[Python-Dev] Reserve ':=' for type-inferred variable initialization (was PEP 572)

Steven D'Aprano steve at pearwood.info
Thu Apr 26 20:36:05 EDT 2018


Hi Fatty, and welcome!

On Thu, Apr 26, 2018 at 08:00:55PM +0200, Fatty Morgan wrote:

> The natural interpretation of 'name := expr' is a PEP 526
> type-annotated variable initialization 'name : T = expr' with the
> type annotation T omitted, the tokens ':' and '=' coalesced, and
> the implied type T inferred as 'type(expr)'.

I'm not sure why you say that is the "natural" interpretation, 
unless you're saying that Guido, Chris, myself and dozens of other 
people taking part of this conversation are unnatural, since none of us 
thought of that interpretation *smiles*

The := token is the second most common assignment operator in 
programming languages, behind only = single equals sign. For those of us 
who were raised on Pascal, it is entirely natural to use = for equality 
tests and := for assignment, and languages that use == for equality are 
the ones which are weird.

Since type-annotations are still only used by a small proportion of 
Python code and Python developers, I doubt that they will jump to the 
interpretation of "explicit type hint with no type given".

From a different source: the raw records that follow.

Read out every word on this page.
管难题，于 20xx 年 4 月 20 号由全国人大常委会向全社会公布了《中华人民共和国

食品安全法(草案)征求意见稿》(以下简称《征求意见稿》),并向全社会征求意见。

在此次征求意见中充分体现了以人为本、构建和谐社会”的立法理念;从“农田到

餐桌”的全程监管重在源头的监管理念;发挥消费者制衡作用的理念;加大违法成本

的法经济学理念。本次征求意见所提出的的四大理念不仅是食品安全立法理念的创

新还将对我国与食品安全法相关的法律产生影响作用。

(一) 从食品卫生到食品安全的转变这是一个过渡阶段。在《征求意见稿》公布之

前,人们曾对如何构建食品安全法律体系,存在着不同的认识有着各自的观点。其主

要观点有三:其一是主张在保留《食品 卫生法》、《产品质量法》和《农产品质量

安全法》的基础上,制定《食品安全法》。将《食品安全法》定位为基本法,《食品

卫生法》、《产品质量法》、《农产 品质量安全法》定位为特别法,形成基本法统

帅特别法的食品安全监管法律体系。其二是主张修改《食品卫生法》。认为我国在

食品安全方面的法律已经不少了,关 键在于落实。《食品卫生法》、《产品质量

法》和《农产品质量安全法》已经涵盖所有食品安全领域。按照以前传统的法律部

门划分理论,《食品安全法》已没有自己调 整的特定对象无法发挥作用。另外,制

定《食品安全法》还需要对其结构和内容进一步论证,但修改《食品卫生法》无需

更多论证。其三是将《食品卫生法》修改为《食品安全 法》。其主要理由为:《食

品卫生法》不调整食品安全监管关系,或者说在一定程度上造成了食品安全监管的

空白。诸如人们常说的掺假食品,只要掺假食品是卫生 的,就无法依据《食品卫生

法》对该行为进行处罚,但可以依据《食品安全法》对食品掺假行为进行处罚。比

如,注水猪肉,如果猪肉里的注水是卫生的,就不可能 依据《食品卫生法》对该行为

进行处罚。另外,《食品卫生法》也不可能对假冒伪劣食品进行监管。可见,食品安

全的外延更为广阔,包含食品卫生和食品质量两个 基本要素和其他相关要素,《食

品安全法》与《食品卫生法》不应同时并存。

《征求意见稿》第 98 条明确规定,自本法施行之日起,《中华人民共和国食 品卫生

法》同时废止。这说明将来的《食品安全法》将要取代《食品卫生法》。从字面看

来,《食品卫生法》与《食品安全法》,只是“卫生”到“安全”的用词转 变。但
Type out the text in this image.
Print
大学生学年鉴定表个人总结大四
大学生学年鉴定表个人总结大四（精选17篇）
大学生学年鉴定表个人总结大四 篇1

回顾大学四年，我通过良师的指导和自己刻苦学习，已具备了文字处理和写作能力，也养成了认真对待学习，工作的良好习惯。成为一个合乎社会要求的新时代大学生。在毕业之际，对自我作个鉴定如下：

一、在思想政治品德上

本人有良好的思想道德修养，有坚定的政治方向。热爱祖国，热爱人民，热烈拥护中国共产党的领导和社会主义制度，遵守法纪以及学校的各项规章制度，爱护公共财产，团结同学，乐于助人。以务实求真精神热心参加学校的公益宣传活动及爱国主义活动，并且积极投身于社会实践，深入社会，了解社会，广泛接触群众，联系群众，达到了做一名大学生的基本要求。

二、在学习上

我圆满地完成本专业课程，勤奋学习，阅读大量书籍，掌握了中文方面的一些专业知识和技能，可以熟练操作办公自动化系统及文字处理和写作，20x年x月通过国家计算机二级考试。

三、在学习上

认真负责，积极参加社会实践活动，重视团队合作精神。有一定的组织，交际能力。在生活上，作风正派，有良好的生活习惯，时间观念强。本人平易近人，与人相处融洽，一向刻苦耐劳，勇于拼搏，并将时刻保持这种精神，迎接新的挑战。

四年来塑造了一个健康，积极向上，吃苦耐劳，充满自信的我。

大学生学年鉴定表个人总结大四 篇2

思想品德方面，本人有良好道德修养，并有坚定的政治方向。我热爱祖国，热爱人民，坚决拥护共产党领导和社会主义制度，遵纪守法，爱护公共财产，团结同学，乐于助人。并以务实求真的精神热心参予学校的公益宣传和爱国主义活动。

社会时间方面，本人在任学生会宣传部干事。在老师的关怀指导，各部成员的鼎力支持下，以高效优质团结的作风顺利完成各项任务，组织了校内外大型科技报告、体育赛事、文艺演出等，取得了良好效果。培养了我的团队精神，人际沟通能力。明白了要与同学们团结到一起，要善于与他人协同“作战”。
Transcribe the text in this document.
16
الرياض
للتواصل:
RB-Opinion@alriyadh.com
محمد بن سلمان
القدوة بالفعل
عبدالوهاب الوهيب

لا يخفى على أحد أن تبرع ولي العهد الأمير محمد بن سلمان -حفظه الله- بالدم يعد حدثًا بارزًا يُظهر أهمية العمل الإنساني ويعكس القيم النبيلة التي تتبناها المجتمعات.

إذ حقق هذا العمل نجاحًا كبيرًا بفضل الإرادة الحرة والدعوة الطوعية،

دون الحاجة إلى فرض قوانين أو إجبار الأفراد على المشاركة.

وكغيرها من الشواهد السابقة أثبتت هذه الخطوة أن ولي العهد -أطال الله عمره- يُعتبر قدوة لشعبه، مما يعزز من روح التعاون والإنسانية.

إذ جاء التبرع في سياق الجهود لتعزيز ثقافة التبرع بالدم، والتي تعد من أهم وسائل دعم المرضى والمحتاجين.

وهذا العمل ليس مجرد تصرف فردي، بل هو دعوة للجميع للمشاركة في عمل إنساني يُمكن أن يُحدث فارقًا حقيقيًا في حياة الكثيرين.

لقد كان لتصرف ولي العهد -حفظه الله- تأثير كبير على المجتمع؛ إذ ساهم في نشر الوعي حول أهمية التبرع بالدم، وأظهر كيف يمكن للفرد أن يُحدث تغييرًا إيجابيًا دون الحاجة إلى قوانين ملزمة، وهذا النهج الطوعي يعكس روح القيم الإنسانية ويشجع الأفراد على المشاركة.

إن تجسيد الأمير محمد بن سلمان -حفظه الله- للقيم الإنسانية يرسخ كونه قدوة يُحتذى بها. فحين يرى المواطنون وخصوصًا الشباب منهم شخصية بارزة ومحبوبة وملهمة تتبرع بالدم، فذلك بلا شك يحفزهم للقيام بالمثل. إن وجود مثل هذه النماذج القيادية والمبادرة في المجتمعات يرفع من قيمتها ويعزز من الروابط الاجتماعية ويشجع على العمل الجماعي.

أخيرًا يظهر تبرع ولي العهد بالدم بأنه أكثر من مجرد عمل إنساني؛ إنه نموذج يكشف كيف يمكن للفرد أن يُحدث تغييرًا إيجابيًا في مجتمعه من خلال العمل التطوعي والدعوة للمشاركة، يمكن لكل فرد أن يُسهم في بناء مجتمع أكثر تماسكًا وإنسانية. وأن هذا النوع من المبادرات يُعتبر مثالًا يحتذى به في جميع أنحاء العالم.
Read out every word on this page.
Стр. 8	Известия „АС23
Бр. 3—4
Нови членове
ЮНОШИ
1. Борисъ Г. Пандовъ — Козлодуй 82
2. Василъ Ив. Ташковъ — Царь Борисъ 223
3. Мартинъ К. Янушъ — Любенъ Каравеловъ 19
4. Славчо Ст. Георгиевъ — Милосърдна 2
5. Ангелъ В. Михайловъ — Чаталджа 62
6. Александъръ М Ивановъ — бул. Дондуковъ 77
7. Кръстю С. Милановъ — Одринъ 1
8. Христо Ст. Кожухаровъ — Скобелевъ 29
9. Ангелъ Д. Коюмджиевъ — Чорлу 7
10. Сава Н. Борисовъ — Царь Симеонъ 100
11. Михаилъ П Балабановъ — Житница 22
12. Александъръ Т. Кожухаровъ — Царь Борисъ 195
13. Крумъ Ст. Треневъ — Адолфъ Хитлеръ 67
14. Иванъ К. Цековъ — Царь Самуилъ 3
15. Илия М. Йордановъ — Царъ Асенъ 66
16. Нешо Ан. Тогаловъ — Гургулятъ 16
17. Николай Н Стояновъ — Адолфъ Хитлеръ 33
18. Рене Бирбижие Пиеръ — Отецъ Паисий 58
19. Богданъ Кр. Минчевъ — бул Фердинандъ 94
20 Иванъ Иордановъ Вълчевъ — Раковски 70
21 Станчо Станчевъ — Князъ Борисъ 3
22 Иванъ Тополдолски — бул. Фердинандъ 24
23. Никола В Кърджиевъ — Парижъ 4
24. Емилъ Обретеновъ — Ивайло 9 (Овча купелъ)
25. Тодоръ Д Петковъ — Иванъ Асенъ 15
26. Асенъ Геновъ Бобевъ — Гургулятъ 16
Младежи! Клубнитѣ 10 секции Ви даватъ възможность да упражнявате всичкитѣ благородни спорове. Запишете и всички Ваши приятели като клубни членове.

If the type-checker can infer the type of the expression, there's no 
need to use the colon at all.

    name := expression  # can infer type here
    name = expression  # why not just infer the type here?

So using : Type without the type is entirely unnecessary. The colon is 
only needed when you have to specify a type manually.

Your comments about some entirely hypothetical "Python with enforced 
static typing" are interesting but so blue-sky that I honestly doubt 
that there's any point in discussing them now. We're focused on Python 
3.8 and 3.9, not Python 5 or Python 6.